My girl Madison has always been the absolute perfect "trainer" for any youngsters that came through my home while waiting to be adopted. Little Miss Ariel met her the other day for the first time and is totally smitten with her. She acts differently toward Madison than any of my other dogs and it's so sweet. Seems my old girl still has her touch....


----------



## Scarlett_O' (May 19, 2011)

Donna Little said:


> My girl Madison has always been the absolute perfect "trainer" for any youngsters that came through my home while waiting to be adopted. Little Miss Ariel met her the other day for the first time and is totally smitten with her. She acts differently toward Madison than any of my other dogs and it's so sweet. Seems my old girl still has her touch....
> 
> View attachment 6185
> 
> ...


SO CUTE!!!!

OH DONNA.....you just can NOT rehome her!!!:becky:

NO, NO, NO!!!!


----------



## BoxerParty (Nov 9, 2011)

a) They are both ADORABLE.

b) I am IN LOVE with little Ariel. Good thing you're not anywhere close to me... :biggrin:


----------



## Donna Little (May 31, 2011)

Scarlett_O' said:


> SO CUTE!!!!
> 
> OH DONNA.....you just can NOT rehome her!!!:becky:
> 
> NO, NO, NO!!!!


I have two words. TEN DOGS....... Need I say more? :madgrin:


----------



## Kat (Jul 12, 2011)

Those pictures kill me, both are so cute! I wouldnt be able to let the youngster go!


----------



## BoxerParty (Nov 9, 2011)

Donna Little said:


> I have two words. TEN DOGS....... Need I say more? :madgrin:


You already have 10, what's one more? :biggrin:


----------



## Scarlett_O' (May 19, 2011)

BoxerParty said:


> Donna Little said:
> 
> 
> > I have two words. TEN DOGS....... Need I say more? :madgrin:
> ...



HAHAHAH....ya that^^^^
And what do they weigh all together....like 40lbs??LOL :lol:






BTW.....YES I am proud to be an enabler!!!:wink:


----------



## Celt (Dec 27, 2010)

Way too adorable, if you were closer I'd be begging to have her.


----------



## NewYorkDogue (Sep 27, 2011)

AWWWWWWWWW...! That little tyke found the right home at just the right time. 

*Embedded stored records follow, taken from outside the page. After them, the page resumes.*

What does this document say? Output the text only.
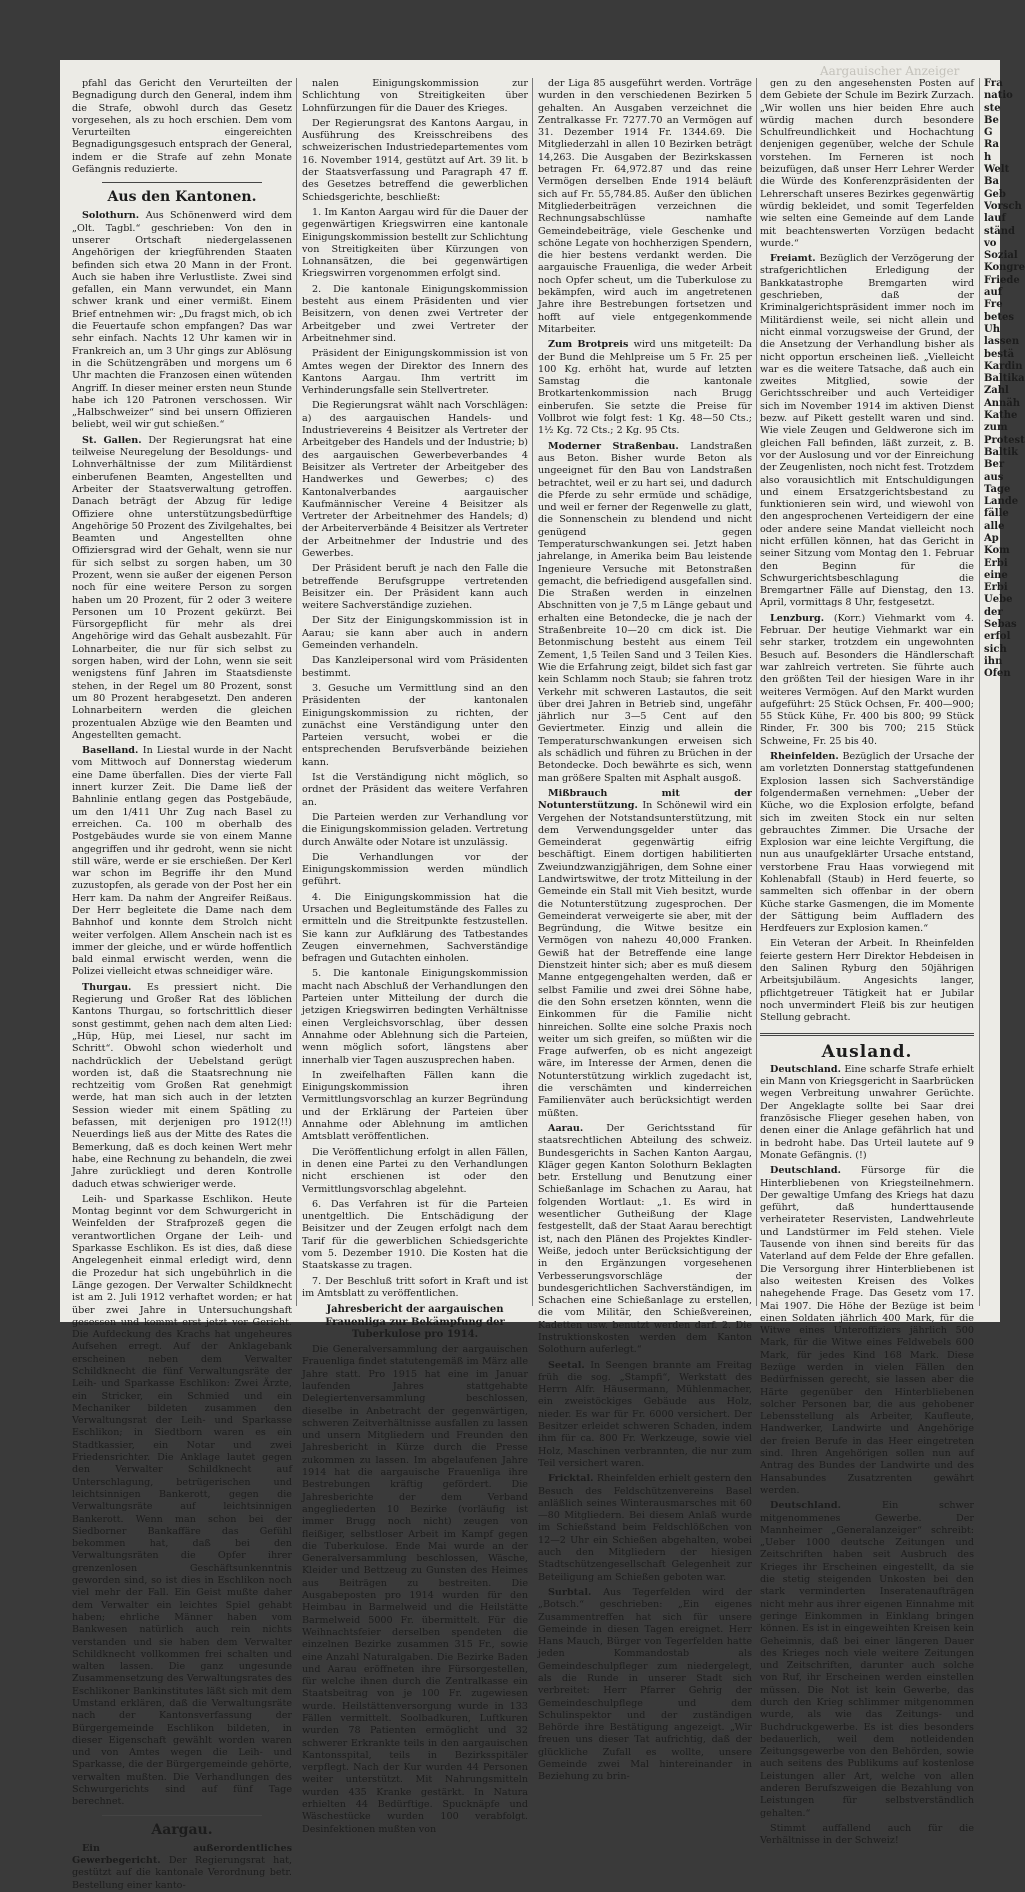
Aargauischer Anzeiger

pfahl das Gericht den Verurteilten der Begnadigung durch den General, indem ihm die Strafe, obwohl durch das Gesetz vorgesehen, als zu hoch erschien. Dem vom Verurteilten eingereichten Begnadigungsgesuch entsprach der General, indem er die Strafe auf zehn Monate Gefängnis reduzierte.

Aus den Kantonen.

Solothurn. Aus Schönenwerd wird dem „Olt. Tagbl.“ geschrieben: Von den in unserer Ortschaft niedergelassenen Angehörigen der kriegführenden Staaten befinden sich etwa 20 Mann in der Front. Auch sie haben ihre Verlustliste. Zwei sind gefallen, ein Mann verwundet, ein Mann schwer krank und einer vermißt. Einem Brief entnehmen wir: „Du fragst mich, ob ich die Feuertaufe schon empfangen? Das war sehr einfach. Nachts 12 Uhr kamen wir in Frankreich an, um 3 Uhr gings zur Ablösung in die Schützengräben und morgens um 6 Uhr machten die Franzosen einen wütenden Angriff. In dieser meiner ersten neun Stunde habe ich 120 Patronen verschossen. Wir „Halbschweizer“ sind bei unsern Offizieren beliebt, weil wir gut schießen.“

St. Gallen. Der Regierungsrat hat eine teilweise Neuregelung der Besoldungs- und Lohnverhältnisse der zum Militärdienst einberufenen Beamten, Angestellten und Arbeiter der Staatsverwaltung getroffen. Danach beträgt der Abzug für ledige Offiziere ohne unterstützungsbedürftige Angehörige 50 Prozent des Zivilgehaltes, bei Beamten und Angestellten ohne Offiziersgrad wird der Gehalt, wenn sie nur für sich selbst zu sorgen haben, um 30 Prozent, wenn sie außer der eigenen Person noch für eine weitere Person zu sorgen haben um 20 Prozent, für 2 oder 3 weitere Personen um 10 Prozent gekürzt. Bei Fürsorgepflicht für mehr als drei Angehörige wird das Gehalt ausbezahlt. Für Lohnarbeiter, die nur für sich selbst zu sorgen haben, wird der Lohn, wenn sie seit wenigstens fünf Jahren im Staatsdienste stehen, in der Regel um 80 Prozent, sonst um 80 Prozent herabgesetzt. Den anderen Lohnarbeitern werden die gleichen prozentualen Abzüge wie den Beamten und Angestellten gemacht.

Baselland. In Liestal wurde in der Nacht vom Mittwoch auf Donnerstag wiederum eine Dame überfallen. Dies der vierte Fall innert kurzer Zeit. Die Dame ließ der Bahnlinie entlang gegen das Postgebäude, um den 1/411 Uhr Zug nach Basel zu erreichen. Ca. 100 m oberhalb des Postgebäudes wurde sie von einem Manne angegriffen und ihr gedroht, wenn sie nicht still wäre, werde er sie erschießen. Der Kerl war schon im Begriffe ihr den Mund zuzustopfen, als gerade von der Post her ein Herr kam. Da nahm der Angreifer Reißaus. Der Herr begleitete die Dame nach dem Bahnhof und konnte dem Strolch nicht weiter verfolgen. Allem Anschein nach ist es immer der gleiche, und er würde hoffentlich bald einmal erwischt werden, wenn die Polizei vielleicht etwas schneidiger wäre.

Thurgau. Es pressiert nicht. Die Regierung und Großer Rat des löblichen Kantons Thurgau, so fortschrittlich dieser sonst gestimmt, gehen nach dem alten Lied: „Hüp, Hüp, mei Liesel, nur sacht im Schritt“. Obwohl schon wiederholt und nachdrücklich der Uebelstand gerügt worden ist, daß die Staatsrechnung nie rechtzeitig vom Großen Rat genehmigt werde, hat man sich auch in der letzten Session wieder mit einem Spätling zu befassen, mit derjenigen pro 1912(!!) Neuerdings ließ aus der Mitte des Rates die Bemerkung, daß es doch keinen Wert mehr habe, eine Rechnung zu behandeln, die zwei Jahre zurückliegt und deren Kontrolle daduch etwas schwieriger werde.

Leih- und Sparkasse Eschlikon. Heute Montag beginnt vor dem Schwurgericht in Weinfelden der Strafprozeß gegen die verantwortlichen Organe der Leih- und Sparkasse Eschlikon. Es ist dies, daß diese Angelegenheit einmal erledigt wird, denn die Prozedur hat sich ungebührlich in die Länge gezogen. Der Verwalter Schildknecht ist am 2. Juli 1912 verhaftet worden; er hat über zwei Jahre in Untersuchungshaft gesessen und kommt erst jetzt vor Gericht. Die Aufdeckung des Krachs hat ungeheures Aufsehen erregt. Auf der Anklagebank erscheinen neben dem Verwalter Schildknecht die fünf Verwaltungsräte der Leih- und Sparkasse Eschlikon: Zwei Ärzte, ein Stricker, ein Schmied und ein Mechaniker bildeten zusammen den Verwaltungsrat der Leih- und Sparkasse Eschlikon; in Siedtborn waren es ein Stadtkassier, ein Notar und zwei Friedensrichter. Die Anklage lautet gegen den Verwalter Schildknecht auf Unterschlagung, betrügerischen und leichtsinnigen Bankerott, gegen die Verwaltungsräte auf leichtsinnigen Bankerott. Wenn man schon bei der Siedborner Bankaffäre das Gefühl bekommen hat, daß bei den Verwaltungsräten die Opfer ihrer grenzenlosen Geschäftsunkenntnis geworden sind, so ist dies in Eschlikon noch viel mehr der Fall. Ein Geist mußte daher dem Verwalter ein leichtes Spiel gehabt haben; ehrliche Männer haben vom Bankwesen natürlich auch rein nichts verstanden und sie haben dem Verwalter Schildknecht vollkommen frei schalten und walten lassen. Die ganz ungesunde Zusammensetzung des Verwaltungsrates des Eschlikoner Bankinstitutes läßt sich mit dem Umstand erklären, daß die Verwaltungsräte nach der Kantonsverfassung der Bürgergemeinde Eschlikon bildeten, in dieser Eigenschaft gewählt worden waren und von Amtes wegen die Leih- und Sparkasse, die der Bürgergemeinde gehörte, verwalten mußten. Die Verhandlungen des Schwurgerichts sind auf fünf Tage berechnet.

Aargau.

Ein außerordentliches Gewerbegericht. Der Regierungsrat hat, gestützt auf die kantonale Verordnung betr. Bestellung einer kanto-

nalen Einigungskommission zur Schlichtung von Streitigkeiten über Lohnfürzungen für die Dauer des Krieges.

Der Regierungsrat des Kantons Aargau, in Ausführung des Kreisschreibens des schweizerischen Industriedepartementes vom 16. November 1914, gestützt auf Art. 39 lit. b der Staatsverfassung und Paragraph 47 ff. des Gesetzes betreffend die gewerblichen Schiedsgerichte, beschließt:

1. Im Kanton Aargau wird für die Dauer der gegenwärtigen Kriegswirren eine kantonale Einigungskommission bestellt zur Schlichtung von Streitigkeiten über Kürzungen von Lohnansätzen, die bei gegenwärtigen Kriegswirren vorgenommen erfolgt sind.

2. Die kantonale Einigungskommission besteht aus einem Präsidenten und vier Beisitzern, von denen zwei Vertreter der Arbeitgeber und zwei Vertreter der Arbeitnehmer sind.

Präsident der Einigungskommission ist von Amtes wegen der Direktor des Innern des Kantons Aargau. Ihm vertritt im Verhinderungsfalle sein Stellvertreter.

Die Regierungsrat wählt nach Vorschlägen: a) des aargauischen Handels- und Industrievereins 4 Beisitzer als Vertreter der Arbeitgeber des Handels und der Industrie; b) des aargauischen Gewerbeverbandes 4 Beisitzer als Vertreter der Arbeitgeber des Handwerkes und Gewerbes; c) des Kantonalverbandes aargauischer Kaufmännischer Vereine 4 Beisitzer als Vertreter der Arbeitnehmer des Handels; d) der Arbeiterverbände 4 Beisitzer als Vertreter der Arbeitnehmer der Industrie und des Gewerbes.

Der Präsident beruft je nach den Falle die betreffende Berufsgruppe vertretenden Beisitzer ein. Der Präsident kann auch weitere Sachverständige zuziehen.

Der Sitz der Einigungskommission ist in Aarau; sie kann aber auch in andern Gemeinden verhandeln.

Das Kanzleipersonal wird vom Präsidenten bestimmt.

3. Gesuche um Vermittlung sind an den Präsidenten der kantonalen Einigungskommission zu richten, der zunächst eine Verständigung unter den Parteien versucht, wobei er die entsprechenden Berufsverbände beiziehen kann.

Ist die Verständigung nicht möglich, so ordnet der Präsident das weitere Verfahren an.

Die Parteien werden zur Verhandlung vor die Einigungskommission geladen. Vertretung durch Anwälte oder Notare ist unzulässig.

Die Verhandlungen vor der Einigungskommission werden mündlich geführt.

4. Die Einigungskommission hat die Ursachen und Begleitumstände des Falles zu ermitteln und die Streitpunkte festzustellen. Sie kann zur Aufklärung des Tatbestandes Zeugen einvernehmen, Sachverständige befragen und Gutachten einholen.

5. Die kantonale Einigungskommission macht nach Abschluß der Verhandlungen den Parteien unter Mitteilung der durch die jetzigen Kriegswirren bedingten Verhältnisse einen Vergleichsvorschlag, über dessen Annahme oder Ablehnung sich die Parteien, wenn möglich sofort, längstens aber innerhalb vier Tagen auszusprechen haben.

In zweifelhaften Fällen kann die Einigungskommission ihren Vermittlungsvorschlag an kurzer Begründung und der Erklärung der Parteien über Annahme oder Ablehnung im amtlichen Amtsblatt veröffentlichen.

Die Veröffentlichung erfolgt in allen Fällen, in denen eine Partei zu den Verhandlungen nicht erschienen ist oder den Vermittlungsvorschlag abgelehnt.

6. Das Verfahren ist für die Parteien unentgeltlich. Die Entschädigung der Beisitzer und der Zeugen erfolgt nach dem Tarif für die gewerblichen Schiedsgerichte vom 5. Dezember 1910. Die Kosten hat die Staatskasse zu tragen.

7. Der Beschluß tritt sofort in Kraft und ist im Amtsblatt zu veröffentlichen.

Jahresbericht der aargauischen Frauenliga zur Bekämpfung der Tuberkulose pro 1914.

Die Generalversammlung der aargauischen Frauenliga findet statutengemäß im März alle Jahre statt. Pro 1915 hat eine im Januar laufenden Jahres stattgehabte Delegiertenversammlung beschlossen, dieselbe in Anbetracht der gegenwärtigen, schweren Zeitverhältnisse ausfallen zu lassen und unsern Mitgliedern und Freunden den Jahresbericht in Kürze durch die Presse zukommen zu lassen. Im abgelaufenen Jahre 1914 hat die aargauische Frauenliga ihre Bestrebungen kräftig gefördert. Die Jahresberichte der dem Verband angegliederten 10 Bezirke (vorläufig ist immer Brugg noch nicht) zeugen von fleißiger, selbstloser Arbeit im Kampf gegen die Tuberkulose. Ende Mai wurde an der Generalversammlung beschlossen, Wäsche, Kleider und Bettzeug zu Gunsten des Heimes aus Beiträgen zu bestreiten. Die Ausgabeposten pro 1914 wurden für den Heimbau in Barmelweid und die Heilstätte Barmelweid 5000 Fr. übermittelt. Für die Weihnachtsfeier derselben spendeten die einzelnen Bezirke zusammen 315 Fr., sowie eine Anzahl Naturalgaben. Die Bezirke Baden und Aarau eröffneten ihre Fürsorgestellen, für welche ihnen durch die Zentralkasse ein Staatsbeitrag von je 100 Fr. zugewiesen wurde. Heilstättenversorgung wurde in 133 Fällen vermittelt. Soolbadkuren, Luftkuren wurden 78 Patienten ermöglicht und 32 schwerer Erkrankte teils in den aargauischen Kantonsspital, teils in Bezirksspitäler verpflegt. Nach der Kur wurden 44 Personen weiter unterstützt. Mit Nahrungsmitteln wurden 435 Kranke gestärkt. In Natura erhielten 44 Bedürftige. Spucknäpfe und Wäschestücke wurden 100 verabfolgt. Desinfektionen mußten von

der Liga 85 ausgeführt werden. Vorträge wurden in den verschiedenen Bezirken 5 gehalten. An Ausgaben verzeichnet die Zentralkasse Fr. 7277.70 an Vermögen auf 31. Dezember 1914 Fr. 1344.69. Die Mitgliederzahl in allen 10 Bezirken beträgt 14,263. Die Ausgaben der Bezirkskassen betragen Fr. 64,972.87 und das reine Vermögen derselben Ende 1914 beläuft sich auf Fr. 55,784.85. Außer den üblichen Mitgliederbeiträgen verzeichnen die Rechnungsabschlüsse namhafte Gemeindebeiträge, viele Geschenke und schöne Legate von hochherzigen Spendern, die hier bestens verdankt werden. Die aargauische Frauenliga, die weder Arbeit noch Opfer scheut, um die Tuberkulose zu bekämpfen, wird auch im angetretenen Jahre ihre Bestrebungen fortsetzen und hofft auf viele entgegenkommende Mitarbeiter.

Zum Brotpreis wird uns mitgeteilt: Da der Bund die Mehlpreise um 5 Fr. 25 per 100 Kg. erhöht hat, wurde auf letzten Samstag die kantonale Brotkartenkommission nach Brugg einberufen. Sie setzte die Preise für Vollbrot wie folgt fest: 1 Kg. 48—50 Cts.; 1½ Kg. 72 Cts.; 2 Kg. 95 Cts.

Moderner Straßenbau. Landstraßen aus Beton. Bisher wurde Beton als ungeeignet für den Bau von Landstraßen betrachtet, weil er zu hart sei, und dadurch die Pferde zu sehr ermüde und schädige, und weil er ferner der Regenwelle zu glatt, die Sonnenschein zu blendend und nicht genügend gegen Temperaturschwankungen sei. Jetzt haben jahrelange, in Amerika beim Bau leistende Ingenieure Versuche mit Betonstraßen gemacht, die befriedigend ausgefallen sind. Die Straßen werden in einzelnen Abschnitten von je 7,5 m Länge gebaut und erhalten eine Betondecke, die je nach der Straßenbreite 10—20 cm dick ist. Die Betonmischung besteht aus einem Teil Zement, 1,5 Teilen Sand und 3 Teilen Kies. Wie die Erfahrung zeigt, bildet sich fast gar kein Schlamm noch Staub; sie fahren trotz Verkehr mit schweren Lastautos, die seit über drei Jahren in Betrieb sind, ungefähr jährlich nur 3—5 Cent auf den Geviertmeter. Einzig und allein die Temperaturschwankungen erweisen sich als schädlich und führen zu Brüchen in der Betondecke. Doch bewährte es sich, wenn man größere Spalten mit Asphalt ausgoß.

Mißbrauch mit der Notunterstützung. In Schönewil wird ein Vergehen der Notstandsunterstützung, mit dem Verwendungsgelder unter das Gemeinderat gegenwärtig eifrig beschäftigt. Einem dortigen habilitierten Zweiundzwanzigjährigen, dem Sohne einer Landwirtswitwe, der trotz Mitteilung in der Gemeinde ein Stall mit Vieh besitzt, wurde die Notunterstützung zugesprochen. Der Gemeinderat verweigerte sie aber, mit der Begründung, die Witwe besitze ein Vermögen von nahezu 40,000 Franken. Gewiß hat der Betreffende eine lange Dienstzeit hinter sich; aber es muß diesem Manne entgegengehalten werden, daß er selbst Familie und zwei drei Söhne habe, die den Sohn ersetzen könnten, wenn die Einkommen für die Familie nicht hinreichen. Sollte eine solche Praxis noch weiter um sich greifen, so müßten wir die Frage aufwerfen, ob es nicht angezeigt wäre, im Interesse der Armen, denen die Notunterstützung wirklich zugedacht ist, die verschämten und kinderreichen Familienväter auch berücksichtigt werden müßten.

Aarau. Der Gerichtsstand für staatsrechtlichen Abteilung des schweiz. Bundesgerichts in Sachen Kanton Aargau, Kläger gegen Kanton Solothurn Beklagten betr. Erstellung und Benutzung einer Schießanlage im Schachen zu Aarau, hat folgenden Wortlaut: „1. Es wird in wesentlicher Gutheißung der Klage festgestellt, daß der Staat Aarau berechtigt ist, nach den Plänen des Projektes Kindler-Weiße, jedoch unter Berücksichtigung der in den Ergänzungen vorgesehenen Verbesserungsvorschläge der bundesgerichtlichen Sachverständigen, im Schachen eine Schießanlage zu erstellen, die vom Militär, den Schießvereinen, Kadetten usw. benutzt werden darf. 2. Die Instruktionskosten werden dem Kanton Solothurn auferlegt.“

Seetal. In Seengen brannte am Freitag früh die sog. „Stampfi“, Werkstatt des Herrn Alfr. Häusermann, Mühlenmacher, ein zweistöckiges Gebäude aus Holz, nieder. Es war für Fr. 6000 versichert. Der Besitzer erleidet schweren Schaden, indem ihm für ca. 800 Fr. Werkzeuge, sowie viel Holz, Maschinen verbrannten, die nur zum Teil versichert waren.

Fricktal. Rheinfelden erhielt gestern den Besuch des Feldschützenvereins Basel anläßlich seines Winterausmarsches mit 60—80 Mitgliedern. Bei diesem Anlaß wurde im Schießstand beim Feldschlößchen von 12—2 Uhr ein Schießen abgehalten, wobei auch den Mitgliedern der hiesigen Stadtschützengesellschaft Gelegenheit zur Beteiligung am Schießen geboten war.

Surbtal. Aus Tegerfelden wird der „Botsch.“ geschrieben: „Ein eigenes Zusammentreffen hat sich für unsere Gemeinde in diesen Tagen ereignet. Herr Hans Mauch, Bürger von Tegerfelden hatte jeden Kommandostab als Gemeindeschulpfleger zum niedergelegt, als die Runde in unserer Stadt sich verbreitet: Herr Pfarrer Gehrig der Gemeindeschulpflege und dem Schulinspektor und der zuständigen Behörde ihre Bestätigung angezeigt. „Wir freuen uns dieser Tat aufrichtig, daß der glückliche Zufall es wollte, unsere Gemeinde zwei Mal hintereinander in Beziehung zu brin-

gen zu den angesehensten Posten auf dem Gebiete der Schule im Bezirk Zurzach. „Wir wollen uns hier beiden Ehre auch würdig machen durch besondere Schulfreundlichkeit und Hochachtung denjenigen gegenüber, welche der Schule vorstehen. Im Ferneren ist noch beizufügen, daß unser Herr Lehrer Werder die Würde des Konferenzpräsidenten der Lehrerschaft unseres Bezirkes gegenwärtig würdig bekleidet, und somit Tegerfelden wie selten eine Gemeinde auf dem Lande mit beachtenswerten Vorzügen bedacht wurde.“

Freiamt. Bezüglich der Verzögerung der strafgerichtlichen Erledigung der Bankkatastrophe Bremgarten wird geschrieben, daß der Kriminalgerichtspräsident immer noch im Militärdienst weile, sei nicht allein und nicht einmal vorzugsweise der Grund, der die Ansetzung der Verhandlung bisher als nicht opportun erscheinen ließ. „Vielleicht war es die weitere Tatsache, daß auch ein zweites Mitglied, sowie der Gerichtsschreiber und auch Verteidiger sich im November 1914 im aktiven Dienst bezw. auf Pikett gestellt waren und sind. Wie viele Zeugen und Geldwerone sich im gleichen Fall befinden, läßt zurzeit, z. B. vor der Auslosung und vor der Einreichung der Zeugenlisten, noch nicht fest. Trotzdem also vorausichtlich mit Entschuldigungen und einem Ersatzgerichtsbestand zu funktionieren sein wird, und wiewohl von den angesprochenen Verteidigern der eine oder andere seine Mandat vielleicht noch nicht erfüllen können, hat das Gericht in seiner Sitzung vom Montag den 1. Februar den Beginn für die Schwurgerichtsbeschlagung die Bremgartner Fälle auf Dienstag, den 13. April, vormittags 8 Uhr, festgesetzt.

Lenzburg. (Korr.) Viehmarkt vom 4. Februar. Der heutige Viehmarkt war ein sehr starker, trotzdem ein ungewohnten Besuch auf. Besonders die Händlerschaft war zahlreich vertreten. Sie führte auch den größten Teil der hiesigen Ware in ihr weiteres Vermögen. Auf den Markt wurden aufgeführt: 25 Stück Ochsen, Fr. 400—900; 55 Stück Kühe, Fr. 400 bis 800; 99 Stück Rinder, Fr. 300 bis 700; 215 Stück Schweine, Fr. 25 bis 40.

Rheinfelden. Bezüglich der Ursache der am vorletzten Donnerstag stattgefundenen Explosion lassen sich Sachverständige folgendermaßen vernehmen: „Ueber der Küche, wo die Explosion erfolgte, befand sich im zweiten Stock ein nur selten gebrauchtes Zimmer. Die Ursache der Explosion war eine leichte Vergiftung, die nun aus unaufgeklärter Ursache entstand, verstorbene Frau Haas vorwiegend mit Kohlenabfall (Staub) in Herd feuerte, so sammelten sich offenbar in der obern Küche starke Gasmengen, die im Momente der Sättigung beim Auffladern des Herdfeuers zur Explosion kamen.“

Ein Veteran der Arbeit. In Rheinfelden feierte gestern Herr Direktor Hebdeisen in den Salinen Ryburg den 50jährigen Arbeitsjubiläum. Angesichts langer, pflichtgetreuer Tätigkeit hat er Jubilar noch unvermindert Fleiß bis zur heutigen Stellung gebracht.

Ausland.

Deutschland. Eine scharfe Strafe erhielt ein Mann von Kriegsgericht in Saarbrücken wegen Verbreitung unwahrer Gerüchte. Der Angeklagte sollte bei Saar drei französische Flieger gesehen haben, von denen einer die Anlage gefährlich hat und in bedroht habe. Das Urteil lautete auf 9 Monate Gefängnis. (!)

Deutschland. Fürsorge für die Hinterbliebenen von Kriegsteilnehmern. Der gewaltige Umfang des Kriegs hat dazu geführt, daß hunderttausende verheirateter Reservisten, Landwehrleute und Landstürmer im Feld stehen. Viele Tausende von ihnen sind bereits für das Vaterland auf dem Felde der Ehre gefallen. Die Versorgung ihrer Hinterbliebenen ist also weitesten Kreisen des Volkes nahegehende Frage. Das Gesetz vom 17. Mai 1907. Die Höhe der Bezüge ist beim einen Soldaten jährlich 400 Mark, für die Witwe eines Unteroffiziers jährlich 500 Mark, für die Witwe eines Feldwebels 600 Mark, für jedes Kind 168 Mark. Diese Bezüge werden in vielen Fällen den Bedürfnissen gerecht, sie lassen aber die Härte gegenüber den Hinterbliebenen solcher Personen bar, die aus gehobener Lebensstellung als Arbeiter, Kaufleute, Handwerker, Landwirte und Angehörige der freien Berufe in das Heer eingetreten sind. Ihren Angehörigen sollen nun auf Antrag des Bundes der Landwirte und des Hansabundes Zusatzrenten gewährt werden.

Deutschland. Ein schwer mitgenommenes Gewerbe. Der Mannheimer „Generalanzeiger“ schreibt: „Ueber 1000 deutsche Zeitungen und Zeitschriften haben seit Ausbruch des Krieges ihr Erscheinen eingestellt, da sie die stetig steigenden Unkosten bei den stark verminderten Inseratenaufträgen nicht mehr aus ihrer eigenen Einnahme mit geringe Einkommen in Einklang bringen können. Es ist in eingeweihten Kreisen kein Geheimnis, daß bei einer längeren Dauer des Krieges noch viele weitere Zeitungen und Zeitschriften, darunter auch solche von Ruf, ihr Erscheinen werden einstellen müssen. Die Not ist kein Gewerbe, das durch den Krieg schlimmer mitgenommen wurde, als wie das Zeitungs- und Buchdruckgewerbe. Es ist dies besonders bedauerlich, weil dem notleidenden Zeitungsgewerbe von den Behörden, sowie auch seitens des Publikums auf kostenlose Leistungen aller Art, welche von allen anderen Berufszweigen die Bezahlung von Leistungen für selbstverständlich gehalten.“

Stimmt auffallend auch für die Verhältnisse in der Schweiz!

Fra
natio
ste
Be
G
Ra
h
Welt
Ba
Geb
Vorsch
lauf
ständ
vo
Sozial
Kongre
Friede
auf
Fre
betes
Uh
lassen
bestä
Kardin
Baltika
Zahl
Annäh
Kathe
zum
Protest
Baltik
Ber
aus
Tage
Lande
fälle
alle
Ap
Kom
Erbi
eine
Erbi
Uebe
der
Sebas
erfol
sich
ihn
Ofen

And if we are all voting on this matter. Yup. I say keep the little darlin'.


----------



## Donna Little (May 31, 2011)

Well even though my hubby loves himself a Dachshund he gets to vote also and he votes "No more dogs!" I have to agree a little so I can stay somewhat sane! She is adorable though!


----------



## xellil (Apr 4, 2011)

Ariel looks so much better!!

I saw a neighbor lady in her yard yesterday and there were at least 40 dogs out there with her. The next day I saw her herding them into a set of three minibarns she has behind her house.

They were all pretty small dogs. I am not an enabler - Ariel will find a marvelous new home, she is way too cute not to be adopted as soon as possible.


----------



## DaneMama (Jun 27, 2008)

GAH! That is so damn precious. Definitely gave me a big ol' smile on my face tonight!


----------



## Janet At Nutro (Mar 11, 2011)

Donna that first picture is so precious.


----------